A key factor in reducing the impact of mining on the environment is by implementing circular approaches to mine site waste materials, particularly metal scraps and equipment or machinery.
Recycling scrap metals plays an increasingly important role in reducing demand for virgin materials and new mines, which can help to reduce effects on ecosystems such as deforestation and pollution. With the appropriate infrastructure and supply chains, it is estimated recycling can supply up to 15 to 20 per cent of metal production, enabling more efficient energy use and a speedier transition to low-carbon production.

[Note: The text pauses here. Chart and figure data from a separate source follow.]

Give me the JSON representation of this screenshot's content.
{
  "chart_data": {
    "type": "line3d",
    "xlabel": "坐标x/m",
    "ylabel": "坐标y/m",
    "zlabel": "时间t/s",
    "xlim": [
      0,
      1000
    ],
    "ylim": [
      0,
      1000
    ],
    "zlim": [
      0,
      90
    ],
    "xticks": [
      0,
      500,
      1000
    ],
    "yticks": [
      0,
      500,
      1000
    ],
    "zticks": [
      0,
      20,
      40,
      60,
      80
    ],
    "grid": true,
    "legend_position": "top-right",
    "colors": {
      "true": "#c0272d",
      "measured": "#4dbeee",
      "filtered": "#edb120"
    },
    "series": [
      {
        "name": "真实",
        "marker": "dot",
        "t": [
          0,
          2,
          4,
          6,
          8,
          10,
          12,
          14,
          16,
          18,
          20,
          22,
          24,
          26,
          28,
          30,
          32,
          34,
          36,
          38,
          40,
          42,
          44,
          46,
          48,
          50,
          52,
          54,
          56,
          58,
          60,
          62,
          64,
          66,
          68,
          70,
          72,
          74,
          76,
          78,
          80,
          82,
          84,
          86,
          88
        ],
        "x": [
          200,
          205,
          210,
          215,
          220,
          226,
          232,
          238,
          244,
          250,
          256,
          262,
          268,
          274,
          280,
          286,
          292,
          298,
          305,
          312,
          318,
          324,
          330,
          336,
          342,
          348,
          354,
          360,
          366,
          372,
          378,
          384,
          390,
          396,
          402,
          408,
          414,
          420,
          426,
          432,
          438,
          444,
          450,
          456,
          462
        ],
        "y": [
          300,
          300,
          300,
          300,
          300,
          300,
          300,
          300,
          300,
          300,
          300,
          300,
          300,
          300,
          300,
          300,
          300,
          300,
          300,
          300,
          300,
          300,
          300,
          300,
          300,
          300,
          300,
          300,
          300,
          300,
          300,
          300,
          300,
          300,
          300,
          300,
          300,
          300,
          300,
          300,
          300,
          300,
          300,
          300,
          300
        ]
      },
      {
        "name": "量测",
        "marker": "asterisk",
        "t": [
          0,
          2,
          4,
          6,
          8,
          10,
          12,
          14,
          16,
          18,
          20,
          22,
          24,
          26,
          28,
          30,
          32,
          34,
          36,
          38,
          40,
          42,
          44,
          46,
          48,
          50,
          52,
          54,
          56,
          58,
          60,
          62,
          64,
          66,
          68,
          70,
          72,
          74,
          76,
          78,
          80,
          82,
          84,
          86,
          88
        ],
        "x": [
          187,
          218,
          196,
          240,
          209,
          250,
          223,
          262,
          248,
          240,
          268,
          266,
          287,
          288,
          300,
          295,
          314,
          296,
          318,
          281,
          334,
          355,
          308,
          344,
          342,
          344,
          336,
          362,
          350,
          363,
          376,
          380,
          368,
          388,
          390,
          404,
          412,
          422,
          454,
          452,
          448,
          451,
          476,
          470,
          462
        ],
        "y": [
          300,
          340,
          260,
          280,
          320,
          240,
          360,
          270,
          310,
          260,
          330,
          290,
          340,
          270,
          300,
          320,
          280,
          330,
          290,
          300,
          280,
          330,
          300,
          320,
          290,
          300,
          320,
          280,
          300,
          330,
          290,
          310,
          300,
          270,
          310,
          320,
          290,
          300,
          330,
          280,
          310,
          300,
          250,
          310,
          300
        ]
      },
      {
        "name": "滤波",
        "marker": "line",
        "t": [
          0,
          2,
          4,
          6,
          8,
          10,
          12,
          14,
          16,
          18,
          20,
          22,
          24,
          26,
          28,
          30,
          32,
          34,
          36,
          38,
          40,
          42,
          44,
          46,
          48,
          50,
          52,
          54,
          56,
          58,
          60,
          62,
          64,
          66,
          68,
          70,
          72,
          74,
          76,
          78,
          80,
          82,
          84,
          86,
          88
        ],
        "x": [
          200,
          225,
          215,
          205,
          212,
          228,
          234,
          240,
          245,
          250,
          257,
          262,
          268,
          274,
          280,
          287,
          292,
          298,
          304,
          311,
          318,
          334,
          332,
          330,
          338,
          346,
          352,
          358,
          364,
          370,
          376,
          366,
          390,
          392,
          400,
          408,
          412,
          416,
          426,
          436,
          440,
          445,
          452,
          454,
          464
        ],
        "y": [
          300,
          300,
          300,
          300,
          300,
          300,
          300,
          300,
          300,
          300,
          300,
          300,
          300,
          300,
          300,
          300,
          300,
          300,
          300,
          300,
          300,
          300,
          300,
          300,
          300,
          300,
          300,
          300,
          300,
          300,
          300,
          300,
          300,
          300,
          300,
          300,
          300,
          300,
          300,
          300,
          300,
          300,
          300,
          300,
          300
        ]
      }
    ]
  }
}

Each stage of mining – from early exploration to post-mine closure – produces varying types and 72 amounts of waste, necessitating recycling strategies that consider these nuances. Full-site deconstructions are an effective way of preventing debris and waste products from affecting the environment and enabling the efficient repurposing of viable scrap metal materials.
With an effective recycling program, miners not only reduce waste disposal costs and generate revenue from selling recycled materials, but they further push the industry to adopt more environmentally responsible methods.
All manner of mine site infrastructure can be recycled, as well as slags, tailings, drill cores and cuttings from mining processes, while even mine water can be used in local agriculture and aquaculture.
A report by the International Council on Mining and Metals (ICMM) highlighted the link between mining as a process and as a product, noting that both the way materials were produced and used needed to be considered to be truly circular.
It said: “By looking at both process and product circularity in tandem, mines can deliver value to communities and nature at site level, while the materials they produce become resources that can be used again and again.
“In the case of mining, this means having operations that have a net positive contribution to the environment and society, and working with the wider metals supply chain to promote the responsible use and recovery of metals after they enter markets.”
Pointing out that circularity was not new to the mining and metals industry, ICMM said the industry had been integrating circular principles at the site level for many years, in part to reduce the negative impact of extraction but also because it made good business sense.
ICMM added: “Reducing waste and tailings, optimising water usage, regenerating closed mine sites, valorising and recycling other waste such as tyres and focussing on efficiency is already at the heart of strategy in the industry.”
Mining majors have increasingly factored scrap recycling into their business decisions, with Rio Tinto last year investing US$700 million for a 50 per cent stake in Canadian recycled aluminium producer Matalco, to supplement its production of primary aluminium.
Rio Tinto Chief Executive Officer Jakob Stausholm said the company had the lowest carbon-contained primary aluminium in the world but was missing something [without] a recycled product.
He added that with the purchase of a stake in Matalco, Rio Tinto now had that recycled option.
Rio Tinto projects that demand for recycled aluminium in the United States will increase by more than 70 per cent from 2022 to 2032.
Recycling aluminium, along with environmental and financial benefits, can help make energy use more efficient, as it takes 95 per cent less energy to recycle aluminium than to produce new metal from raw materials.
Stausholm said: “Recycling will continue to increase and that means that there will be more growth in secondary aluminium than primary aluminium — we want to be part of the growth as well.
“There are some customers who don’t necessarily need the performance from the primary aluminium and therefore want to entirely use recyclable.
“The way I see it is that it will strengthen our ties with existing customers and open up new customers.”
This notion was also shared by BHP head Mike Henry, who said the private sector must turn recycling into a meaningful source of metals for the world, as it would reduce the need for fresh metal and therefore the amount of mining required.
Though it has yet to make a move comparable to Rio Tinto, BHP has explored the potential of recycling battery scrap and used batteries at its Nickel West operation into nickel-bearing products, as well as working with a US copper cable manufacturer to track how metals flow through downstream supply chains.
The hesitancy to move into metals recycling as a business on BHP’s part may be because, as Glencore Head of Recycling Kunal Sinha noted, the risks involved in running a mining operation were very different than those with running a recycling business.
He said: “As a mining company, you actually know how much copper or nickel is in the ground – you have done your tests, so you have a high degree of confidence in how much metal is in the ground.
“In the recycling business, you don’t own the resource, you are tapping into the urban mine or this massive ecosystem of waste collection [and] you are not sure what you are getting.”
Glencore has for many years developed its metals recycling capability, having recovered 32,000 tonnes of copper, 107,000 ounces of gold, 1.35 million ounces of silver, 6,200 tonnes of nickel, and 1,500 tonnes of cobalt in 2022.
Over the last three years, about US$200 million to US$250 million of annual earnings were generated by Glencore’s recycling business, though this makes up less than 1 per cent of its total earnings.